Когда я постучала и вошла, в центре знакомого кабинета высокий худощавый парень в потрепанных джинсах и футболке, стоя ко входу спиной, громким драматическим голосом повествовал:
ИМ НЕ УСЛЫШАТЬ СЛЕДУЮЩИХ ПЕСЕН,
КОМУ Я ПРЕДЫДУЩИЕ ЧИТАЛ.
РАСПАЛСЯ КРУГ, КОТОРЫЙ БЫЛ ТАК ТЕСЕН,
ШУМ ПЕРВЫХ ОДОБРЕНИЙ ОТЗВУЧАЛ…[1]
Однако монолог, обращенный к сидящим перед ним коллегам (двум девушкам и руководительнице) пришлось прервать. Радостно всплеснув руками, ко мне поспешила Лариса Михайловна.
– Как чудесно, что вы здесь! Мы готовим вечер памяти для Мирочки. Кое-что репетируем… Она очень любила поэзию. Знаете... говорила, что есть поэты и рифмоплеты. Стихи первых, как клубничный джем – сколько не ешь, никогда не пресытишься. А вот вторых приравнивала к испорченному мясу. Представляете? От того и не любила наши местные поэтические вечера, якобы, от них на версту несет гнилью. И знаете что? – Женщина заговорчески наклонилась. – Я совершенно с ней согласна. От некоторых рифмоплетов можно получить рак уха…

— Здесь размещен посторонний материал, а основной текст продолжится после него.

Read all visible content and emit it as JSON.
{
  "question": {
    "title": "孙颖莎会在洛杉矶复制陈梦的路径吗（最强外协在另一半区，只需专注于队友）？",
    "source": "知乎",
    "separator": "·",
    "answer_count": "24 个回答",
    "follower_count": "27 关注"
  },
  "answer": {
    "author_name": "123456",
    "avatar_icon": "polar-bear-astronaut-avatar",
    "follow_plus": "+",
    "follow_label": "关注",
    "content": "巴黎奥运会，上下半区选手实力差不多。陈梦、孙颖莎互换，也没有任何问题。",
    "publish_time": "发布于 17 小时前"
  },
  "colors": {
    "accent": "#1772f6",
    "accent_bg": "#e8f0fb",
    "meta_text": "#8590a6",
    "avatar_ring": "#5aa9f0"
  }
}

– Мне как-то не приходило в голову ассоциировать поэзию с едой, - ответила я.
– А вот Мире воображения было не занимать…Ой, – спохватилась Лариса Михайловна. – Но вы же по делу, верно? – И жестом пригласила меня присесть. – Простите, я тут со своими впечатлениями… Хотели о чем-то поговорить?
Я на секунду замешкалась, не зная, стоит ли поднимать интересующий меня вопрос при ребятах.
– Где Алиса? – Я заметила, что девушки нет среди присутствующих.
– А мы не ее уровень, – неожиданно выпалил молодой человек, который перед тм читал стихи. Ларисе Михайловне пришлось пояснить:
– Алиса ушла из труппы. У девочки сложный период, она запуталась…
По взгляду женщины я догадалась, что ей не приятно обсуждать и тем более осуждать поступок Алисы при учениках. И тогда я предложила:
– Может, мне стоит поговорить с ней?
Кажется, эта идея женщине понравилась, потому что она воодушевленно подхватила:
– Знаете что, а вы попробуйте! Человек вы умный, образованный, найдете, что сказать. Может, именно вы сможете повлиять на нее…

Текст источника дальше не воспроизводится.